Monday, April 8, 2013

Bearish on Gold, Stocks

I have sold more than half of my gold and silver holdings. I am bearish on gold right now, and I think the recent declines can go to $1200.  I am keeping my long-term holdings in gold but selling my short-term holdings.  I will get back in if the current declines stabilize.

The reason for the current declines seems to parallel the declines in the 1980s and 1990s.  When the Fed expands the money supply, part of the credit expansion is borrowed by commodity producers, who expand production.  Because commodities are fungible, expanded production goes directly to increasing supply, hence reducing price. When price declines cause shakeouts in the market, the price stabilizes, but the producers no longer have access to easy credit. Then the cycle renews.  I learned this concept from the late Howard S. Katz.

Unlike earlier cycles, the Fed has imposed a massive monetary expansion, a fresh cycle, on top of the intermediate stages of a bull market.  It is impossible to know how far the gold price will fall, but I  doubt that the current weakness in the gold price will continue for 20 years, as it did from circa 1982 to circa 2002.

I am also gradually selling stocks.  If you have been following the stock market, we are more or less at the peak that provided resistance in 2000 and 2007.  The massive Fed stimulus might change the real values of the peaks so that the current upswing can go further.  The recent news that the Japanese are going to buy assets around the world with counterfeit yen also may help perpetuate the current rally to new highs.

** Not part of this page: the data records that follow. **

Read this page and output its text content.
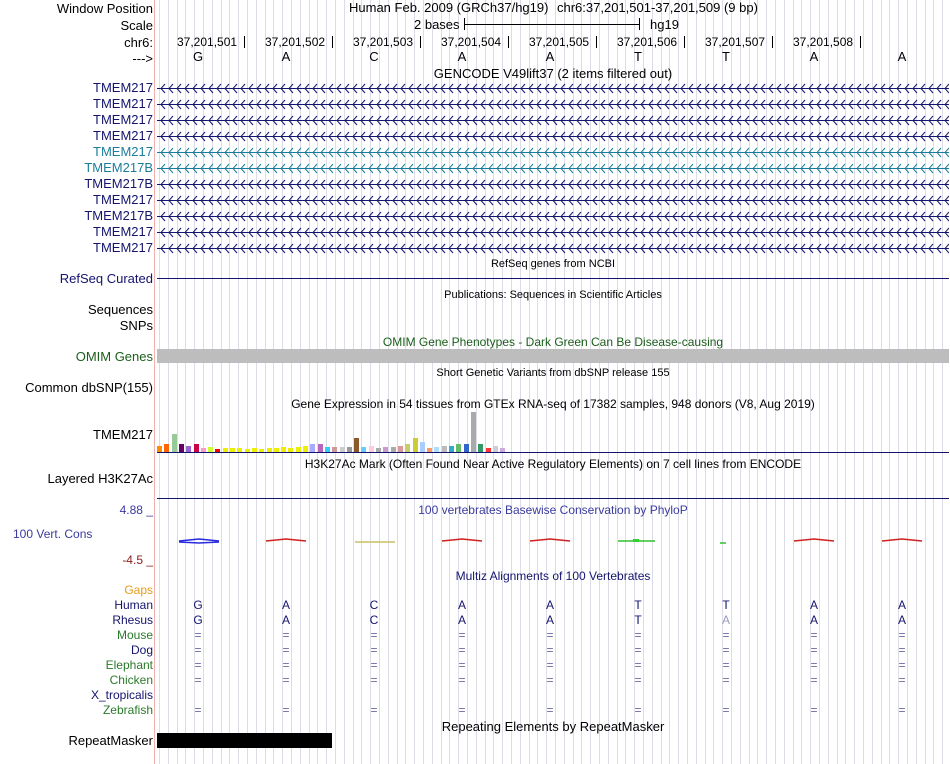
Window Position	Human Feb. 2009 (GRCh37/hg19) chr6:37,201,501-37,201,509 (9 bp)
Scale	2 bases	hg19
chr6: 37,201,501 37,201,502 37,201,503 37,201,504 37,201,505 37,201,506 37,201,507 37,201,508
--->	G	A	C	A	A	T	T	A	A
GENCODE V49lift37 (2 items filtered out)
TMEM217
TMEM217
TMEM217
TMEM217
TMEM217
TMEM217B
TMEM217B
TMEM217
TMEM217B
TMEM217
TMEM217
RefSeq genes from NCBI
RefSeq Curated
Publications: Sequences in Scientific Articles
Sequences
SNPs
OMIM Gene Phenotypes - Dark Green Can Be Disease-causing
OMIM Genes
Short Genetic Variants from dbSNP release 155
Common dbSNP(155)
Gene Expression in 54 tissues from GTEx RNA-seq of 17382 samples, 948 donors (V8, Aug 2019)
TMEM217
H3K27Ac Mark (Often Found Near Active Regulatory Elements) on 7 cell lines from ENCODE
Layered H3K27Ac
100 vertebrates Basewise Conservation by PhyloP
4.88 _
100 Vert. Cons
-4.5 _
Multiz Alignments of 100 Vertebrates
Gaps
Human	G	A	C	A	A	T	T	A	A
Rhesus	G	A	C	A	A	T	A	A	A
Mouse	=	=	=	=	=	=	=	=	=
Dog	=	=	=	=	=	=	=	=	=
Elephant	=	=	=	=	=	=	=	=	=
Chicken	=	=	=	=	=	=	=	=	=
X_tropicalis
Zebrafish	=	=	=	=	=	=	=	=	=
Repeating Elements by RepeatMasker
RepeatMasker
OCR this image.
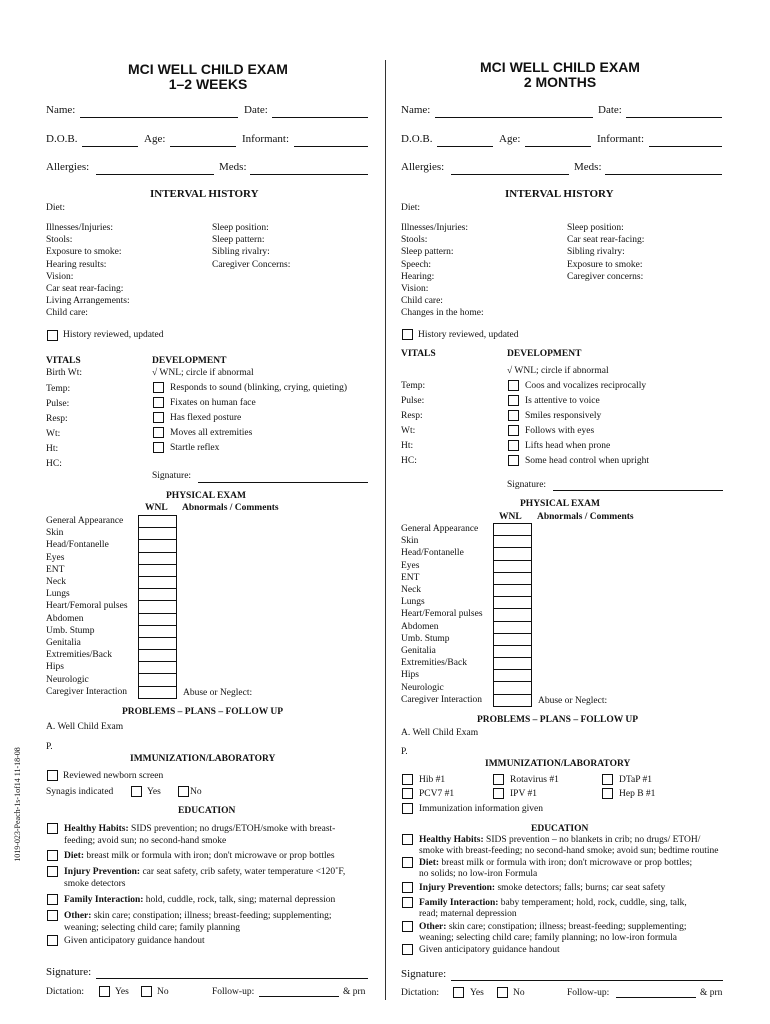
1019-023-Peach-1s-1of14 11-18-08
MCI WELL CHILD EXAM
1–2 WEEKS
Name:	Date:
D.O.B.	Age:	Informant:
Allergies:	Meds:
INTERVAL HISTORY
Diet:
Illnesses/Injuries:
Stools:
Exposure to smoke:
Hearing results:
Vision:
Car seat rear-facing:
Living Arrangements:
Child care:
Sleep position:
Sleep pattern:
Sibling rivalry:
Caregiver Concerns:
History reviewed, updated
VITALS
Birth Wt:
Temp:
Pulse:
Resp:
Wt:
Ht:
HC:
DEVELOPMENT
√ WNL; circle if abnormal
Responds to sound (blinking, crying, quieting)
Fixates on human face
Has flexed posture
Moves all extremities
Startle reflex
Signature:
PHYSICAL EXAM
WNL Abnormals / Comments
General Appearance
Skin
Head/Fontanelle
Eyes
ENT
Neck
Lungs
Heart/Femoral pulses
Abdomen
Umb. Stump
Genitalia
Extremities/Back
Hips
Neurologic
Caregiver Interaction	Abuse or Neglect:
PROBLEMS – PLANS – FOLLOW UP
A. Well Child Exam
P.
IMMUNIZATION/LABORATORY
Reviewed newborn screen
Synagis indicated	Yes	No
EDUCATION
Healthy Habits: SIDS prevention; no drugs/ETOH/smoke with breast-
feeding; avoid sun; no second-hand smoke
Diet: breast milk or formula with iron; don't microwave or prop bottles
Injury Prevention: car seat safety, crib safety, water temperature <120˚F,
smoke detectors
Family Interaction: hold, cuddle, rock, talk, sing; maternal depression
Other: skin care; constipation; illness; breast-feeding; supplementing;
weaning; selecting child care; family planning
Given anticipatory guidance handout
Signature:
Dictation:	Yes	No	Follow-up:	& prn
MCI WELL CHILD EXAM
2 MONTHS
Name:	Date:
D.O.B.	Age:	Informant:
Allergies:	Meds:
INTERVAL HISTORY
Diet:
Illnesses/Injuries:
Stools:
Sleep pattern:
Speech:
Hearing:
Vision:
Child care:
Changes in the home:
Sleep position:
Car seat rear-facing:
Sibling rivalry:
Exposure to smoke:
Caregiver concerns:
History reviewed, updated
VITALS
Temp:
Pulse:
Resp:
Wt:
Ht:
HC:
DEVELOPMENT
√ WNL; circle if abnormal
Coos and vocalizes reciprocally
Is attentive to voice
Smiles responsively
Follows with eyes
Lifts head when prone
Some head control when upright
Signature:
PHYSICAL EXAM
WNL Abnormals / Comments
General Appearance
Skin
Head/Fontanelle
Eyes
ENT
Neck
Lungs
Heart/Femoral pulses
Abdomen
Umb. Stump
Genitalia
Extremities/Back
Hips
Neurologic
Caregiver Interaction	Abuse or Neglect:
PROBLEMS – PLANS – FOLLOW UP
A. Well Child Exam
P.
IMMUNIZATION/LABORATORY
Hib #1	Rotavirus #1	DTaP #1
PCV7 #1	IPV #1	Hep B #1
Immunization information given
EDUCATION
Healthy Habits: SIDS prevention – no blankets in crib; no drugs/ ETOH/
smoke with breast-feeding; no second-hand smoke; avoid sun; bedtime routine
Diet: breast milk or formula with iron; don't microwave or prop bottles;
no solids; no low-iron Formula
Injury Prevention: smoke detectors; falls; burns; car seat safety
Family Interaction: baby temperament; hold, rock, cuddle, sing, talk,
read; maternal depression
Other: skin care; constipation; illness; breast-feeding; supplementing;
weaning; selecting child care; family planning; no low-iron formula
Given anticipatory guidance handout
Signature:
Dictation:	Yes	No	Follow-up:	& prn
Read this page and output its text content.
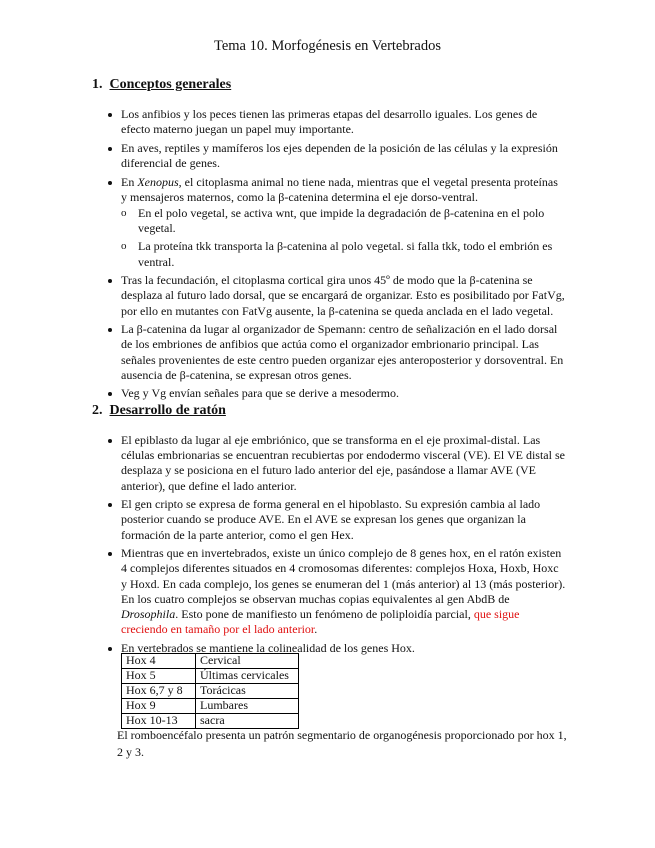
Tema 10. Morfogénesis en Vertebrados
1. Conceptos generales
Los anfibios y los peces tienen las primeras etapas del desarrollo iguales. Los genes de efecto materno juegan un papel muy importante.
En aves, reptiles y mamíferos los ejes dependen de la posición de las células y la expresión diferencial de genes.
En Xenopus, el citoplasma animal no tiene nada, mientras que el vegetal presenta proteínas y mensajeros maternos, como la β-catenina determina el eje dorso-ventral.
o En el polo vegetal, se activa wnt, que impide la degradación de β-catenina en el polo vegetal.
o La proteína tkk transporta la β-catenina al polo vegetal. si falla tkk, todo el embrión es ventral.
Tras la fecundación, el citoplasma cortical gira unos 45º de modo que la β-catenina se desplaza al futuro lado dorsal, que se encargará de organizar. Esto es posibilitado por FatVg, por ello en mutantes con FatVg ausente, la β-catenina se queda anclada en el lado vegetal.
La β-catenina da lugar al organizador de Spemann: centro de señalización en el lado dorsal de los embriones de anfibios que actúa como el organizador embrionario principal. Las señales provenientes de este centro pueden organizar ejes anteroposterior y dorsoventral. En ausencia de β-catenina, se expresan otros genes.
Veg y Vg envían señales para que se derive a mesodermo.
2. Desarrollo de ratón
El epiblasto da lugar al eje embriónico, que se transforma en el eje proximal-distal. Las células embrionarias se encuentran recubiertas por endodermo visceral (VE). El VE distal se desplaza y se posiciona en el futuro lado anterior del eje, pasándose a llamar AVE (VE anterior), que define el lado anterior.
El gen cripto se expresa de forma general en el hipoblasto. Su expresión cambia al lado posterior cuando se produce AVE. En el AVE se expresan los genes que organizan la formación de la parte anterior, como el gen Hex.
Mientras que en invertebrados, existe un único complejo de 8 genes hox, en el ratón existen 4 complejos diferentes situados en 4 cromosomas diferentes: complejos Hoxa, Hoxb, Hoxc y Hoxd. En cada complejo, los genes se enumeran del 1 (más anterior) al 13 (más posterior). En los cuatro complejos se observan muchas copias equivalentes al gen AbdB de Drosophila. Esto pone de manifiesto un fenómeno de poliploidía parcial, que sigue creciendo en tamaño por el lado anterior.
En vertebrados se mantiene la colinealidad de los genes Hox.
Hox 4	Cervical
Hox 5	Últimas cervicales
Hox 6,7 y 8	Torácicas
Hox 9	Lumbares
Hox 10-13	sacra

El romboencéfalo presenta un patrón segmentario de organogénesis proporcionado por hox 1, 2 y 3.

Are American grandmothers going to cash in their CDs and buy stocks?  Are the Japanese going to pump up the US stock market for more than a year?  I am dubious.  I am holding my high-yield securities but gradually selling my index funds and going into cash.  If there is a market correction, I aim to get into natural gas tankers and energy MLPs. I have a number of MLPs now (about six percent of my portfolio is currently in MLPs, including Kayne Anderson, Clearbridge, and Neuberger Berman), and I want more MLPS and natural gas tankers.

Friday, February 5, 2010

Where Do Markets Bottom?










Five Year Gold Price courtesy Kitco.com

The above is a chart of the gold price over the last five years. The steep falls of the past week are tiny blips. But while one experiences them they are significant. The question is: where does gold bottom? The current decline like the one in fall 2008 is due to concern about financial problems, this time one in Greece and Spain that threatens the Euro; and the possibility of future Fed tightening. It is paradoxical that despite long term ill prospects for the dollar, in the short term it is viewed as a safe haven from risk assets, including gold. In fact, gold is much safer, but the short term psychology of Wall Street Keynesians leads to that thinking.

Gold has further to fall, according to my coin flip test, but not so far as in 2008. Maybe to $950, which came up heads.